"It was gratifying to learn that Kansas City Southern's leadership has Monroe and northeast Louisiana on its radar," Monroe Mayor Jamie Mayo said after a visit with company officials in Kansas City, Mo. Mayo, District 1 Councilman Jay Marx and city engineer Sinyale Morrison met with KCS's chairman Mike Haverty, president and chief executive officer David Starling and KCS board member Rodney Slater.
Slater, who was President Bill Clinton's Secretary of Transportation, set up the meeting. Slater now works for the Washington, D.C.. lobbying firm that represents the city, Ouachita Parish Police Jury and the Monroe Chamber of Commerce.

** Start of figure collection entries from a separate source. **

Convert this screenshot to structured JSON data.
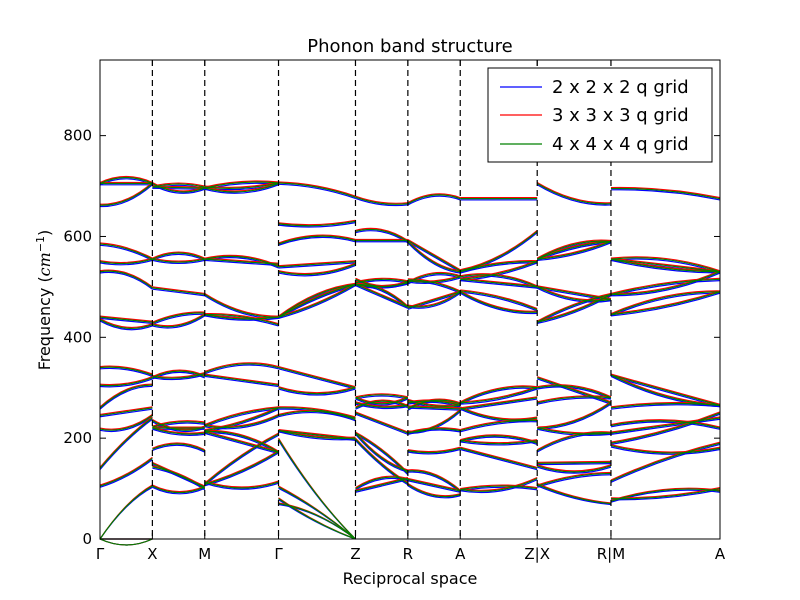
{
  "chart_data": {
    "type": "line",
    "title": "Phonon band structure",
    "xlabel": "Reciprocal space",
    "ylabel_main": "Frequency (",
    "ylabel_math": "cm",
    "ylabel_exp": "−1",
    "ylabel_close": ")",
    "ylim": [
      0,
      950
    ],
    "xlim": [
      0,
      11.6
    ],
    "grid": false,
    "legend_position": "top-right",
    "y_ticks": [
      {
        "value": 0,
        "label": "0"
      },
      {
        "value": 200,
        "label": "200"
      },
      {
        "value": 400,
        "label": "400"
      },
      {
        "value": 600,
        "label": "600"
      },
      {
        "value": 800,
        "label": "800"
      }
    ],
    "x_ticks": [
      {
        "x": 0,
        "label": "Γ"
      },
      {
        "x": 0.98,
        "label": "X"
      },
      {
        "x": 1.96,
        "label": "M"
      },
      {
        "x": 3.34,
        "label": "Γ"
      },
      {
        "x": 4.78,
        "label": "Z"
      },
      {
        "x": 5.76,
        "label": "R"
      },
      {
        "x": 6.74,
        "label": "A"
      },
      {
        "x": 8.18,
        "label": "Z|X"
      },
      {
        "x": 9.56,
        "label": "R|M"
      },
      {
        "x": 11.6,
        "label": "A"
      }
    ],
    "segments": [
      {
        "x0": 0,
        "x1": 0.98
      },
      {
        "x0": 0.98,
        "x1": 1.96
      },
      {
        "x0": 1.96,
        "x1": 3.34
      },
      {
        "x0": 3.34,
        "x1": 4.78
      },
      {
        "x0": 4.78,
        "x1": 5.76
      },
      {
        "x0": 5.76,
        "x1": 6.74
      },
      {
        "x0": 6.74,
        "x1": 8.18
      },
      {
        "x0": 8.18,
        "x1": 9.56
      },
      {
        "x0": 9.56,
        "x1": 11.6
      }
    ],
    "bands": [
      [
        [
          0,
          0
        ],
        [
          143,
          100
        ],
        [
          108,
          173
        ],
        [
          70,
          0
        ],
        [
          95,
          120
        ],
        [
          108,
          88
        ],
        [
          98,
          100
        ],
        [
          108,
          70
        ],
        [
          75,
          95
        ]
      ],
      [
        [
          0,
          0
        ],
        [
          105,
          103
        ],
        [
          109,
          208
        ],
        [
          80,
          0
        ],
        [
          100,
          118
        ],
        [
          118,
          95
        ],
        [
          98,
          120
        ],
        [
          105,
          130
        ],
        [
          80,
          100
        ]
      ],
      [
        [
          0,
          105
        ],
        [
          150,
          103
        ],
        [
          113,
          113
        ],
        [
          103,
          0
        ],
        [
          198,
          110
        ],
        [
          135,
          95
        ],
        [
          180,
          140
        ],
        [
          145,
          145
        ],
        [
          115,
          190
        ]
      ],
      [
        [
          105,
          160
        ],
        [
          178,
          175
        ],
        [
          212,
          172
        ],
        [
          198,
          0
        ],
        [
          210,
          130
        ],
        [
          175,
          180
        ],
        [
          195,
          190
        ],
        [
          150,
          152
        ],
        [
          185,
          180
        ]
      ],
      [
        [
          140,
          240
        ],
        [
          220,
          210
        ],
        [
          213,
          172
        ],
        [
          215,
          198
        ],
        [
          210,
          135
        ],
        [
          210,
          215
        ],
        [
          195,
          195
        ],
        [
          175,
          210
        ],
        [
          210,
          240
        ]
      ],
      [
        [
          218,
          245
        ],
        [
          222,
          230
        ],
        [
          215,
          260
        ],
        [
          245,
          237
        ],
        [
          250,
          210
        ],
        [
          212,
          255
        ],
        [
          215,
          235
        ],
        [
          220,
          210
        ],
        [
          225,
          220
        ]
      ],
      [
        [
          245,
          260
        ],
        [
          235,
          222
        ],
        [
          225,
          260
        ],
        [
          215,
          200
        ],
        [
          260,
          263
        ],
        [
          262,
          258
        ],
        [
          260,
          240
        ],
        [
          270,
          280
        ],
        [
          190,
          250
        ]
      ],
      [
        [
          260,
          305
        ],
        [
          220,
          220
        ],
        [
          225,
          245
        ],
        [
          260,
          240
        ],
        [
          270,
          265
        ],
        [
          258,
          268
        ],
        [
          258,
          280
        ],
        [
          220,
          270
        ],
        [
          260,
          265
        ]
      ],
      [
        [
          305,
          320
        ],
        [
          320,
          322
        ],
        [
          325,
          305
        ],
        [
          300,
          300
        ],
        [
          280,
          280
        ],
        [
          275,
          265
        ],
        [
          270,
          300
        ],
        [
          320,
          270
        ],
        [
          325,
          265
        ]
      ],
      [
        [
          340,
          325
        ],
        [
          322,
          328
        ],
        [
          330,
          340
        ],
        [
          340,
          300
        ],
        [
          280,
          280
        ],
        [
          270,
          265
        ],
        [
          270,
          300
        ],
        [
          300,
          280
        ],
        [
          325,
          265
        ]
      ],
      [
        [
          435,
          425
        ],
        [
          428,
          448
        ],
        [
          445,
          440
        ],
        [
          440,
          505
        ],
        [
          505,
          460
        ],
        [
          462,
          490
        ],
        [
          492,
          455
        ],
        [
          430,
          485
        ],
        [
          445,
          490
        ]
      ],
      [
        [
          440,
          430
        ],
        [
          425,
          445
        ],
        [
          445,
          425
        ],
        [
          440,
          505
        ],
        [
          505,
          460
        ],
        [
          458,
          490
        ],
        [
          490,
          450
        ],
        [
          430,
          485
        ],
        [
          445,
          490
        ]
      ],
      [
        [
          530,
          498
        ],
        [
          498,
          485
        ],
        [
          485,
          440
        ],
        [
          440,
          505
        ],
        [
          505,
          508
        ],
        [
          508,
          520
        ],
        [
          515,
          500
        ],
        [
          500,
          475
        ],
        [
          485,
          515
        ]
      ],
      [
        [
          550,
          555
        ],
        [
          555,
          555
        ],
        [
          555,
          545
        ],
        [
          530,
          545
        ],
        [
          508,
          510
        ],
        [
          512,
          520
        ],
        [
          520,
          500
        ],
        [
          500,
          475
        ],
        [
          485,
          530
        ]
      ],
      [
        [
          585,
          555
        ],
        [
          555,
          555
        ],
        [
          555,
          540
        ],
        [
          540,
          550
        ],
        [
          515,
          510
        ],
        [
          514,
          490
        ],
        [
          515,
          550
        ],
        [
          555,
          590
        ],
        [
          555,
          530
        ]
      ],
      [
        [
          662,
          705
        ],
        [
          698,
          698
        ],
        [
          698,
          706
        ],
        [
          585,
          592
        ],
        [
          592,
          592
        ],
        [
          590,
          530
        ],
        [
          530,
          550
        ],
        [
          555,
          590
        ],
        [
          555,
          530
        ]
      ],
      [
        [
          705,
          705
        ],
        [
          705,
          696
        ],
        [
          696,
          706
        ],
        [
          625,
          630
        ],
        [
          610,
          590
        ],
        [
          592,
          532
        ],
        [
          532,
          610
        ],
        [
          555,
          590
        ],
        [
          555,
          530
        ]
      ],
      [
        [
          705,
          705
        ],
        [
          698,
          696
        ],
        [
          696,
          705
        ],
        [
          706,
          678
        ],
        [
          678,
          665
        ],
        [
          665,
          675
        ],
        [
          675,
          675
        ],
        [
          705,
          665
        ],
        [
          695,
          675
        ]
      ]
    ],
    "series": [
      {
        "name": "2 x 2 x 2 q grid",
        "color": "#0000ff"
      },
      {
        "name": "3 x 3 x 3 q grid",
        "color": "#ff0000"
      },
      {
        "name": "4 x 4 x 4 q grid",
        "color": "#008000"
      }
    ]
  }
}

Mayo said the group showed them a short presentation the company had put together on V-Vehicle and the state's Megasite. "Their whole executive team was at the meeting and we had open discussions about these two sites. They have us on the map for economic development."
Also a part of Haverty's Power Point presentation included the downtown quiet zone and a proposed quiet zone from Booth Street to Chennault Park. After years of negotiations, closing streets, installing gates and lights at crossings, the city was awarded in November a quiet zone through downtown Monroe where KCS freight trains no longer use their screaming whistles.
The group had a discussion on extending the quiet zone possibly as far as Chennault Park because of complaints about the train whistles from people staying at the Holiday Inn Hotel and Suites at U.S. 165 and Milhaven Road and the Residence Inn at Pecanland Mall.
"They're talking more gates and lights at other crossings and we discussed improvements to the Powell Street crossing where they installed a second track and it's not level with the other," Mayo said. He said vehicles crossing at Powell Street have to ease across the tracks to prevent damage.
Mayo said KCS officials also agreed to have one of its engineers help with the "Bring the Train Back" project at Louisiana Purchase Gardens & Zoo.
"They're doing that as a good corporate citizen," the mayor said. Marx said the two-day trip (Wednesday and Thursday) was important to the city and KCS.
"I am confident this opportunity will lead to a bigger and better partnership," he said.
"We have been working with KCS for quite some time. However, it is always a great opportunity when you can put a name with a face. The success of these meetings will be when more action is taken as some of the goals discussed are implemented," Morrison said of the meeting.
Mayo said a major purpose of the meeting was to build a stronger professional relationship.